Wednesday, March 19, 2014

Scientists from Carnegie and Smithsonian museums and the University of Utah today unveiled the discovery, naming and description of a sharp-clawed, 500-pound, bird-like dinosaur that roamed the Dakotas with T. rex 66 million years ago and looked like an 11 ½-foot-long "chicken from hell."
A 'chicken from hell' dinosaur"It was a giant raptor, but with a chicken-like head and presumably feathers. The animal stood about 10 feet tall, so it would be scary as well as absurd to encounter," says University of Utah biology postdoctoral fellow Emma Schachner, a co-author of a new study of the dinosaur. It was published online today in PLOS ONE, a journal of the Public Library of Science.

The study's lead author, Matt Lamanna of the Carnegie Museum of Natural History in Pittsburgh, says: "We jokingly call this thing the 'chicken from hell,' and I think that's pretty appropriate."

The beaked dinosaur's formal name is Anzu wyliei – Anzu after a bird-like demon in Mesopotamian mythology, and wyliei after a boy named Wylie, the dinosaur-loving grandson of a Carnegie Museums of Pittsburgh trustee.
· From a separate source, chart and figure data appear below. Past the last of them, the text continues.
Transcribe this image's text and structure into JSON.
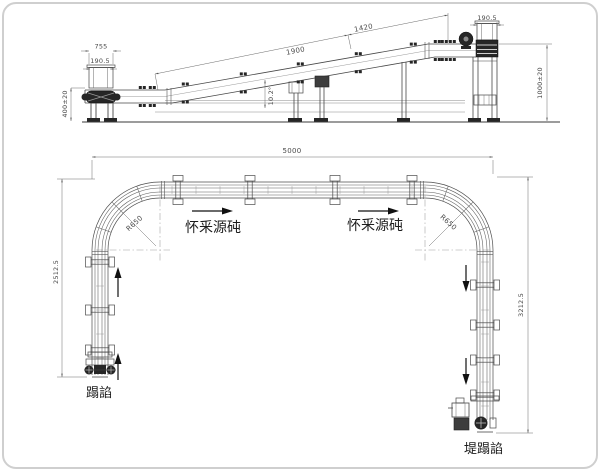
{
  "drawing_type": "conveyor-system-technical-drawing",
  "elevation": {
    "dims": {
      "w755": "755",
      "w190_left": "190.5",
      "h400": "400±20",
      "len1900": "1900",
      "len1420": "1420",
      "angle": "10.2°",
      "w190_right": "190.5",
      "h1000": "1000±20"
    }
  },
  "plan": {
    "dims": {
      "total": "5000",
      "left": "2512.5",
      "right": "3212.5",
      "radius_left": "R650",
      "radius_right": "R650"
    },
    "labels": {
      "flow_left": "怀釆源砘",
      "flow_right": "怀釆源砘",
      "infeed": "蹋諂",
      "outfeed": "堤蹋諂"
    }
  },
  "colors": {
    "line": "#474747",
    "rail": "#5a5a5a",
    "dim_line": "#6b6b6b",
    "centerline": "#9f9f9f",
    "dark_fill": "#262626",
    "border": "#cfcfcf"
  }
}
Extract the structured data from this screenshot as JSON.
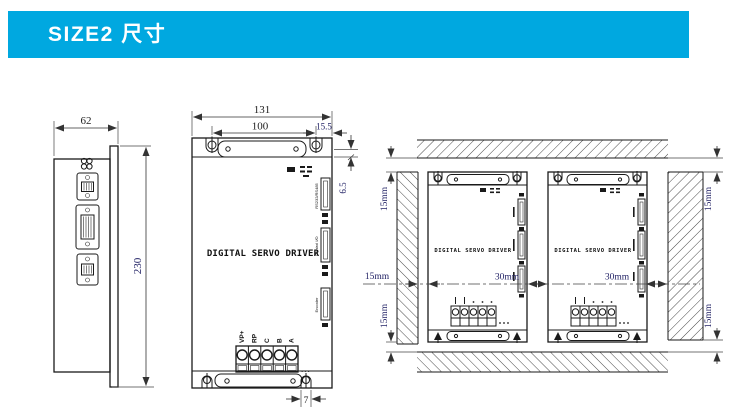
{
  "header": {
    "title": "SIZE2 尺寸",
    "accent_color": "#00A8E0"
  },
  "side_view": {
    "width": "62",
    "height": "230"
  },
  "front_view": {
    "label": "DIGITAL SERVO DRIVER",
    "dims": {
      "overall_width": "131",
      "hole_span": "100",
      "edge_offset": "15.5",
      "top_offset": "6.5",
      "slot_width": "7"
    },
    "terminals": [
      "VP+",
      "RP",
      "C",
      "B",
      "A"
    ],
    "ports": [
      "RS232/RS485",
      "Control I/O",
      "Encoder"
    ],
    "ellipsis": "..."
  },
  "install_view": {
    "unit_label": "DIGITAL SERVO DRIVER",
    "dims": {
      "top_left": "15mm",
      "left": "15mm",
      "bottom_left": "15mm",
      "gap_units": "30mm",
      "gap_wall": "30mm",
      "top_right": "15mm",
      "bottom_right": "15mm"
    }
  },
  "colors": {
    "line": "#1a1a1a",
    "dim_text_blue": "#232366",
    "dim_text_black": "#1d1d1d"
  }
}
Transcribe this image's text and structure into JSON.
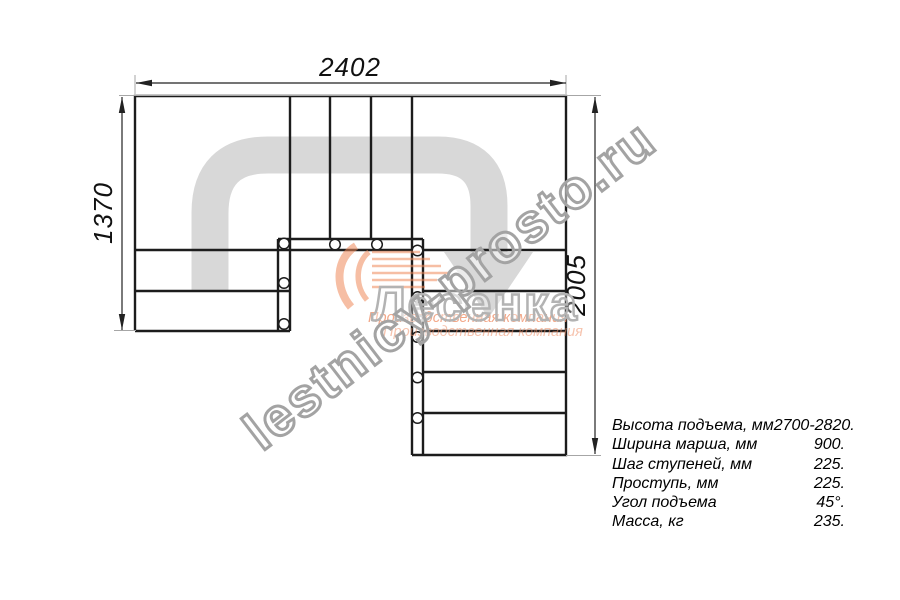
{
  "drawing": {
    "title": "stair-plan-top-view",
    "dim_top": "2402",
    "dim_left": "1370",
    "dim_right": "2005"
  },
  "specs": {
    "rows": [
      {
        "label": "Высота подъема, мм",
        "value": "2700-2820."
      },
      {
        "label": "Ширина марша, мм",
        "value": "900."
      },
      {
        "label": "Шаг ступеней, мм",
        "value": "225."
      },
      {
        "label": "Проступь, мм",
        "value": "225."
      },
      {
        "label": "Угол подъема",
        "value": "45°."
      },
      {
        "label": "Масса, кг",
        "value": "235."
      }
    ]
  },
  "watermark": {
    "site": "lestnicy-prosto.ru",
    "logo": "Лесенка",
    "subtitle": "Производственная компания"
  },
  "colors": {
    "plan_line": "#1c1c1c",
    "direction_arrow": "#d8d8d8",
    "watermark_outline": "#a3a3a3",
    "logo_orange": "#ef8a5a"
  }
}
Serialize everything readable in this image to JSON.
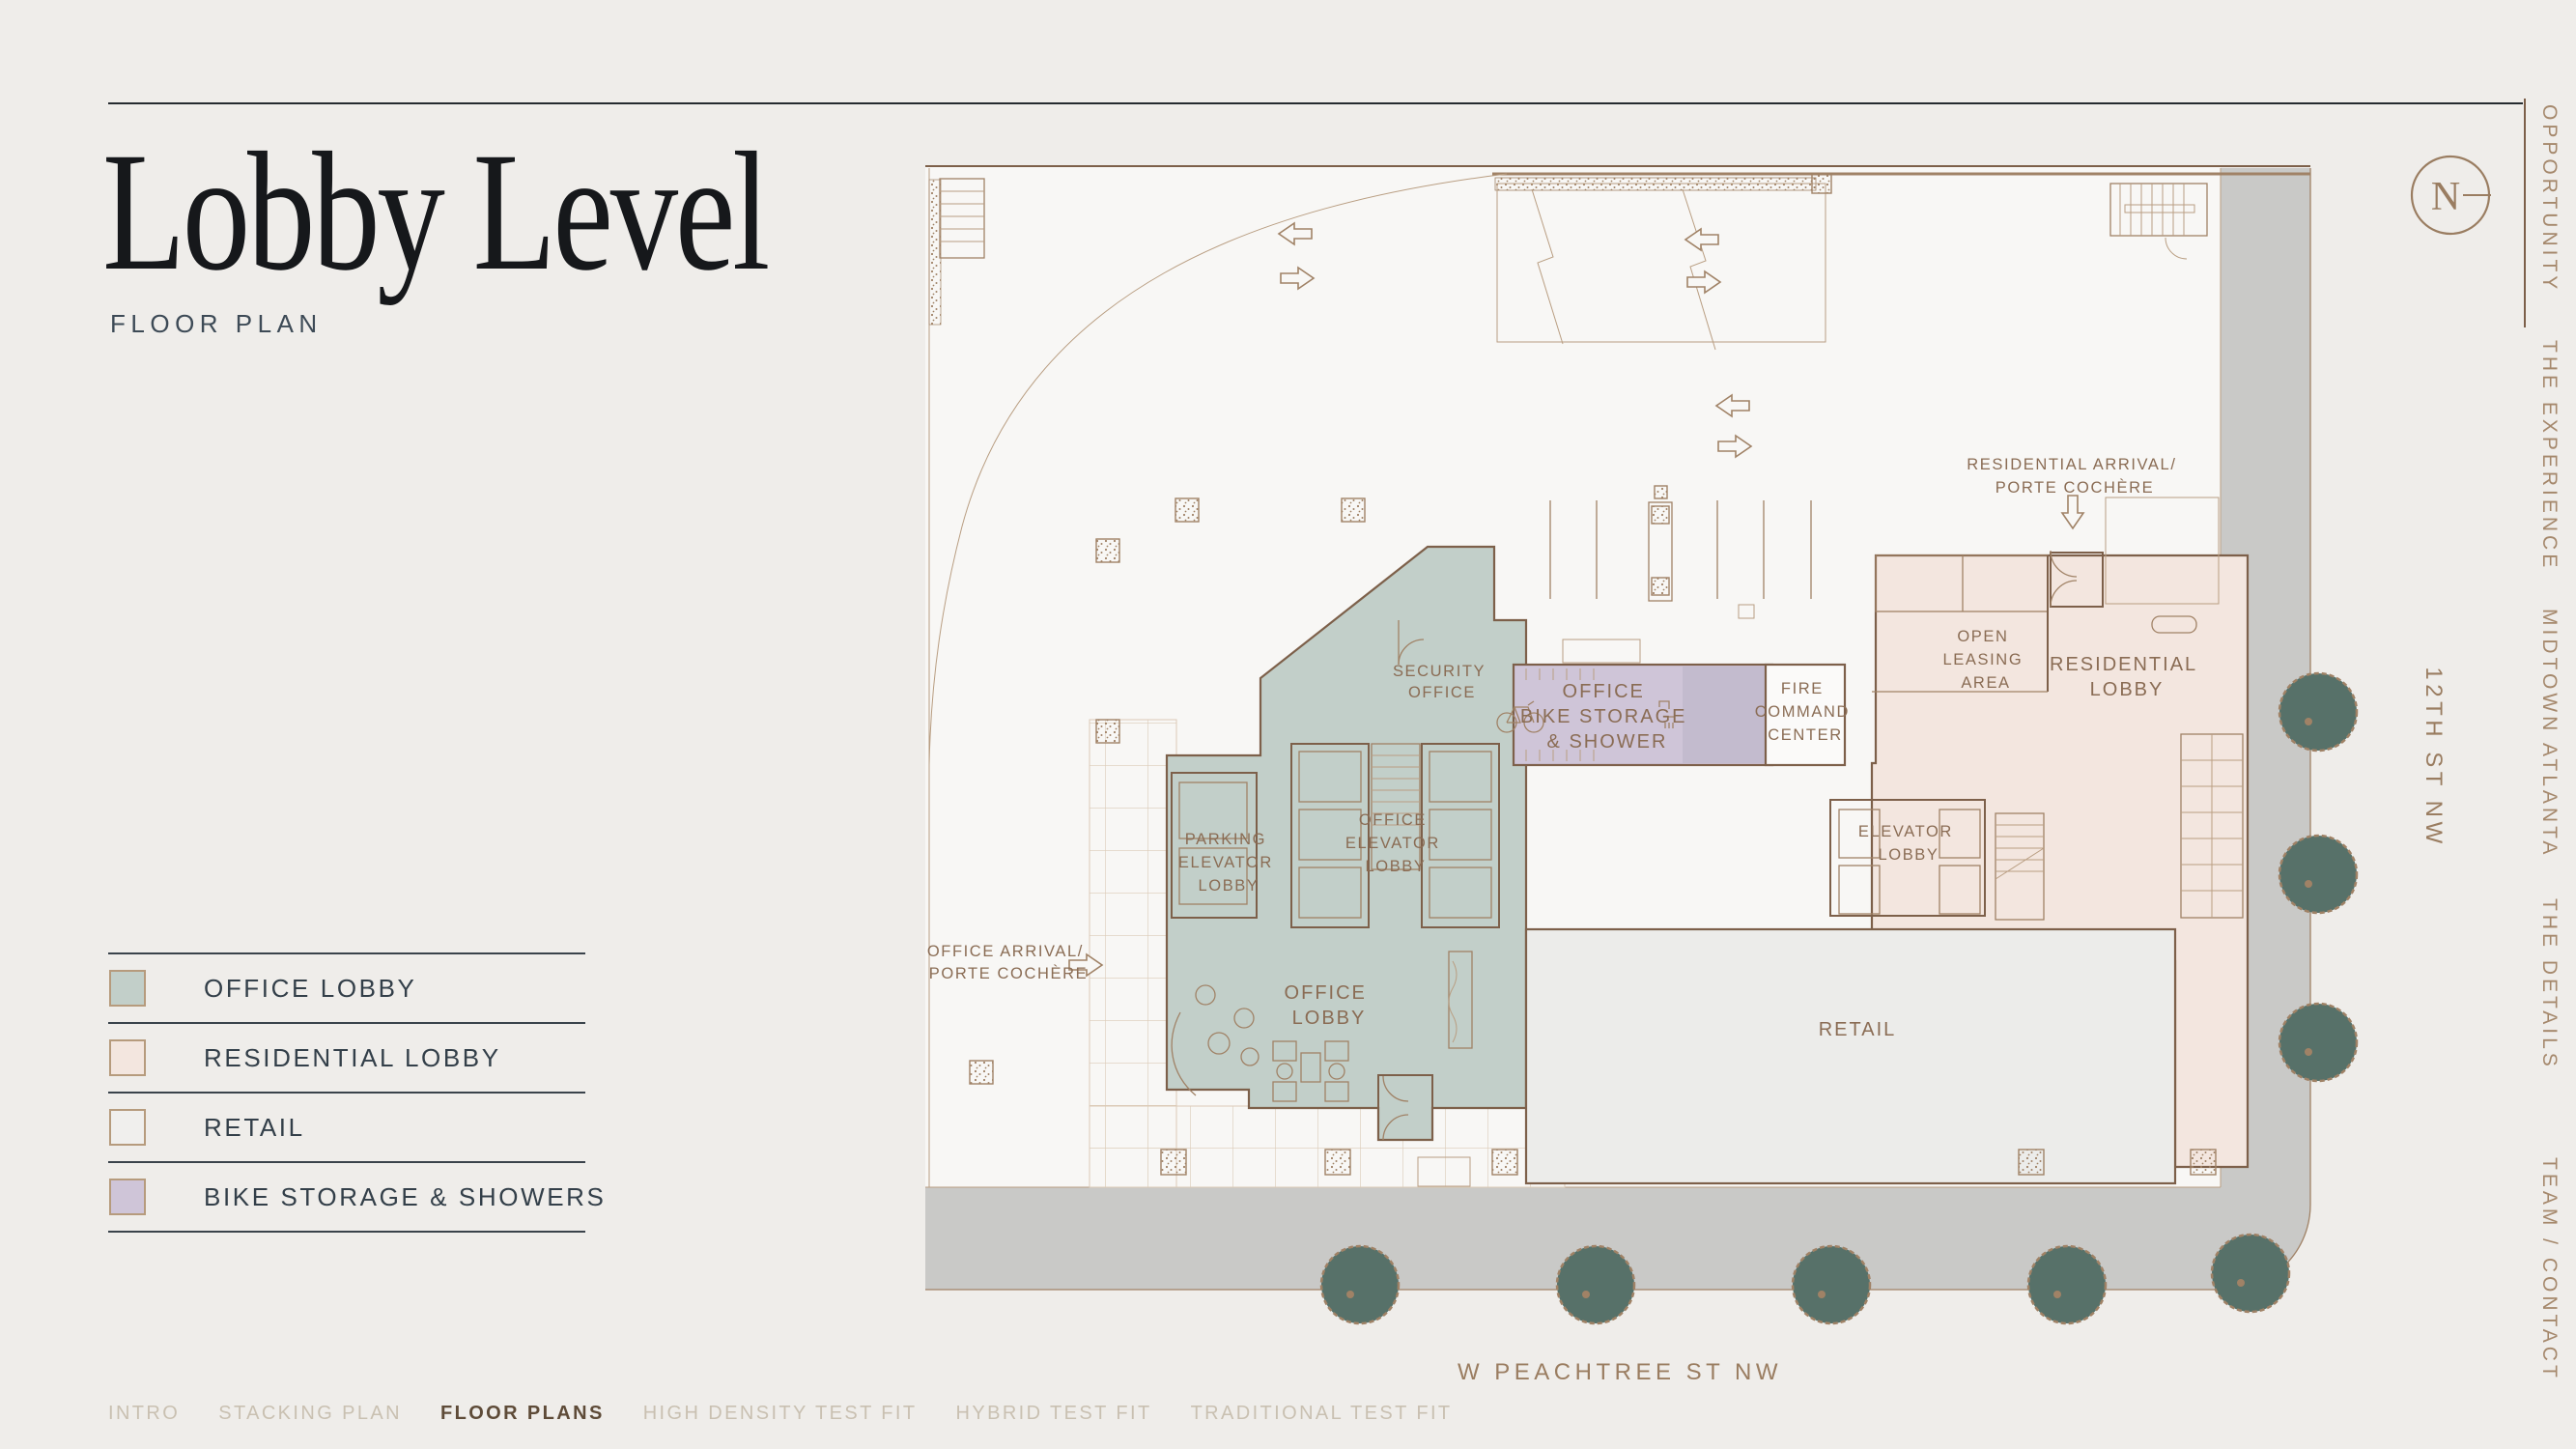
{
  "page": {
    "title": "Lobby Level",
    "subtitle": "FLOOR PLAN"
  },
  "legend": {
    "items": [
      {
        "label": "OFFICE LOBBY",
        "color": "#c2cfc9"
      },
      {
        "label": "RESIDENTIAL LOBBY",
        "color": "#f3e6df"
      },
      {
        "label": "RETAIL",
        "color": "#f0efed"
      },
      {
        "label": "BIKE STORAGE & SHOWERS",
        "color": "#cfc5d8"
      }
    ]
  },
  "bottom_nav": {
    "items": [
      {
        "label": "INTRO",
        "active": false
      },
      {
        "label": "STACKING PLAN",
        "active": false
      },
      {
        "label": "FLOOR PLANS",
        "active": true
      },
      {
        "label": "HIGH DENSITY TEST FIT",
        "active": false
      },
      {
        "label": "HYBRID TEST FIT",
        "active": false
      },
      {
        "label": "TRADITIONAL TEST FIT",
        "active": false
      }
    ]
  },
  "side_nav": {
    "items": [
      {
        "label": "OPPORTUNITY",
        "active": true
      },
      {
        "label": "THE EXPERIENCE",
        "active": false
      },
      {
        "label": "MIDTOWN ATLANTA",
        "active": false
      },
      {
        "label": "THE DETAILS",
        "active": false
      },
      {
        "label": "TEAM / CONTACT",
        "active": false
      }
    ]
  },
  "plan": {
    "north_label": "N",
    "streets": {
      "south": "W PEACHTREE ST NW",
      "east": "12TH ST NW"
    },
    "colors": {
      "office": "#c2cfc9",
      "residential": "#f3e6df",
      "retail": "#ececea",
      "bike": "#cfc5d8",
      "shower_room": "#c3bbce",
      "road": "#c9c9c7",
      "tree": "#577169",
      "paper": "#f8f7f5",
      "room_white": "#fbfaf9"
    },
    "labels": {
      "security_office": {
        "lines": [
          "SECURITY",
          "OFFICE"
        ]
      },
      "bike_storage": {
        "lines": [
          "OFFICE",
          "BIKE STORAGE",
          "& SHOWER"
        ]
      },
      "fire_command": {
        "lines": [
          "FIRE",
          "COMMAND",
          "CENTER"
        ]
      },
      "open_leasing": {
        "lines": [
          "OPEN",
          "LEASING",
          "AREA"
        ]
      },
      "residential_lobby": {
        "lines": [
          "RESIDENTIAL",
          "LOBBY"
        ]
      },
      "parking_elevator": {
        "lines": [
          "PARKING",
          "ELEVATOR",
          "LOBBY"
        ]
      },
      "office_elevator": {
        "lines": [
          "OFFICE",
          "ELEVATOR",
          "LOBBY"
        ]
      },
      "office_lobby": {
        "lines": [
          "OFFICE",
          "LOBBY"
        ]
      },
      "elevator_lobby": {
        "lines": [
          "ELEVATOR",
          "LOBBY"
        ]
      },
      "retail": {
        "lines": [
          "RETAIL"
        ]
      },
      "residential_arrival": {
        "lines": [
          "RESIDENTIAL ARRIVAL/",
          "PORTE COCHÈRE"
        ]
      },
      "office_arrival": {
        "lines": [
          "OFFICE ARRIVAL/",
          "PORTE COCHÈRE"
        ]
      }
    }
  }
}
Three partial skeletons of the dinosaur – almost making up a full skeleton – were excavated from the uppermost level of the Hell Creek rock formation in North and South Dakota – a formation known for abundant fossils of Tyrannosaurus rex and Triceratops. The new dinosaur was 11 ½ feet long, almost 5 feet tall at the hip and weighed an estimated 440 to 660 pounds. Its full cast is on display at the Carnegie Museum.

Schachner and Lamanna were joined in the new study and description of three specimens by Hans-Dieter Sues and Tyler Lyson of the Smithsonian Institution's National Museum of Natural History in Washington.

"I am really excited about this discovery because Anzu is the largest oviraptorosaur found in North America," she says. "Oviraptorosaurs are a group of dinosaurs that are closely related to birds and often have strange, cassowary-like crests on their heads." (The cassowary is a flightless bird in New Guinea and Australia related to emus and ostriches.)

Anzu is also "one of the youngest oviraptorosaurs known, meaning it lived very close to the dinosaur extinction event" blamed on an asteroid striking Earth 65 million years ago, Schachner says.

The researchers believe Anzu, with large sharp claws, was an omnivore, eating vegetation, small animals and perhaps eggs while living on a wet floodplain. The dinosaur apparently got into some scrapes.